Sonra aklıma devletin bir kültür politikası olarak Türk edebiyatının başka dillerde tanıtılması konusunda bir şey yapabileceği geldi. Hemen sonra da dün akşam Trt-2’de izlediğim filmde, bir müze sahnesinde bir heykelin, çok afedersiniz, götünün mozaiklendiğini hatırladım. (Sinirden filmi izlemeyi bıraktım, oysa iyi bir filmdi.)
19.Ağustos.23
Dünkü meseleye ilave: “Türk kültür, sanat ve edebiyatının klasik ve çağdaş eserlerinin yayınevlerince Türkçe dışındaki dillere çevrilmesi, yayımlanması ve tanıtılması esasına dayalı bir çeviri ve yayım destek programı” olan Türk Edebiyatının Dışa Açılması (TEDA) projesi kapsamında 2005-2021 yıllarında 87 farklı ülkede, 60 farklı dilde tam 3.050 kitap yabancı okurla buluşturulmuş. Kültür ve Turizm Bakanlığı’nın istatistikleri böyle diyor.
Kültür Bakanlığı’nın sitesinde, yayımlanan bu 3.050 kitabın 3.000’i yayın kataloğu başlığıyla listelenmiş. Üşenmedim, siteye üç ayrı dosya olarak yüklenmiş bu kataloğa, üç ayrı listeye tek tek baktım. Hangi kitapların hangi ülkede yayımlandığı, yazarın ve çevirmenin isimleri ve kitapların kapakları paylaşılmıştı bu listelerde.
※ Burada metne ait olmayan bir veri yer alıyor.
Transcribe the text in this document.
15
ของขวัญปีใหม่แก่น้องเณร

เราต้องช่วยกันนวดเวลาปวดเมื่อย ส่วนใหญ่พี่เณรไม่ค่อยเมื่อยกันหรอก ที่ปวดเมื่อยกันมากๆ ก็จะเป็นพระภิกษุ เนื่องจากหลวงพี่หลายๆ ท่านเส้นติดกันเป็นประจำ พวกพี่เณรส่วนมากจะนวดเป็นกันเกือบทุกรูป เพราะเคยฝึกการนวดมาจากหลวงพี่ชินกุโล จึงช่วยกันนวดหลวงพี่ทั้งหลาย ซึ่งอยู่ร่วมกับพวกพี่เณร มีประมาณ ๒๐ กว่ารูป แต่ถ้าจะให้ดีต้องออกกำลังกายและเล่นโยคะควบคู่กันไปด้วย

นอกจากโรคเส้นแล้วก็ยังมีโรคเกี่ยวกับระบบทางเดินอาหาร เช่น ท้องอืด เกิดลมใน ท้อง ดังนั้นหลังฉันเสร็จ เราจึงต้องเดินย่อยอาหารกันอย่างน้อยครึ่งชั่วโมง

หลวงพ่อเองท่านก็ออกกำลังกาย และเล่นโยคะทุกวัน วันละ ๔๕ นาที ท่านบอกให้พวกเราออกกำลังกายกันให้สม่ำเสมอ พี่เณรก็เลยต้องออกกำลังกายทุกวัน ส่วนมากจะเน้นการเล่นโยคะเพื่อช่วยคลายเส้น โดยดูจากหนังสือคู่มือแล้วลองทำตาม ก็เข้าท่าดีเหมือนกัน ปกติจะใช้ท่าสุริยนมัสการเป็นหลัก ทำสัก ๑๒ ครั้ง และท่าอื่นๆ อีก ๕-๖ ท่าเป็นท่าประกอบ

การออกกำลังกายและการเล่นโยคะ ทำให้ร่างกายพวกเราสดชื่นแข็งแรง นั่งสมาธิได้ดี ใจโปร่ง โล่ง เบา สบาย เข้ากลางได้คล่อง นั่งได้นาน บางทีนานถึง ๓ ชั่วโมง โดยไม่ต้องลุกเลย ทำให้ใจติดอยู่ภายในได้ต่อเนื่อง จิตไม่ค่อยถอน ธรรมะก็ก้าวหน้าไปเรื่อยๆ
Ferit Edgü, Buket Uzuner, Gülten Akın, Ertuğ Uçar, Defne Suman, Oğuz Atay, Mehmed Uzun, Tahsin Yücel, Seray Şahiner, Orhan Veli, Sevgi Soysal, Haydar Ergülen, Ahmet Hamdi Tanpınar, Gülseren Budayıcıoğlu, Refik Halid Karay, Necati Cumalı, Hande Altaylı, Tuna Kiremitçi, Cemal Şakar, Metin Kaçan, Murat Menteş, İskender Pala, Ahmet Ümit, Vedat Türkali, Perihan Mağden, Orhan Pamuk, Orhan Kemal, Reşat Ekrem Koçu, Hatice Meryem, Nazan Bekiroğlu, Cemil Kavukçu, Yusuf Atılgan, Alper Canıgüz, Yekta Kopan, Elif Şafak, Aziz Nesin, Enis Batur, Nazlı Eray, Zülfü Livaneli, Sevim Burak, Cahit Külebi, Haldun Taner, Behiç Ak, Rıfat Ilgaz, Özdemir İnce, Mustafa Kutlu, Gülten Dayıoğlu, Hakan Günday, Aslı Perker, Nazım Hikmet, Mavisel Yener, Hüseyin Safa Ak, Nermin Yıldırım, Burhan Sönmez, Burcu Aktaş, Namık Kemal, Ayfer Tunç, Şeyhmus Diken, Oktay Rıfat, Fatma Aliye Hanım, Mario Levi, Adalet Ağaoğlu, Murat Gülsoy, Gülseli İnal, Ayşegül Çelik, İnci Aral, Selim İleri, Reşat Nuri Güntekin, Murat Uyurkulak, Oya Baydar, İhsan Oktay Anar, Halid Ziya Uşaklıgil, Şebnem İşigüzel, Fatma Barbarosoğlu, Necip Fazıl, Latife Tekin gibi pek çok yazarın kitapları çevrilip yayımlanmış.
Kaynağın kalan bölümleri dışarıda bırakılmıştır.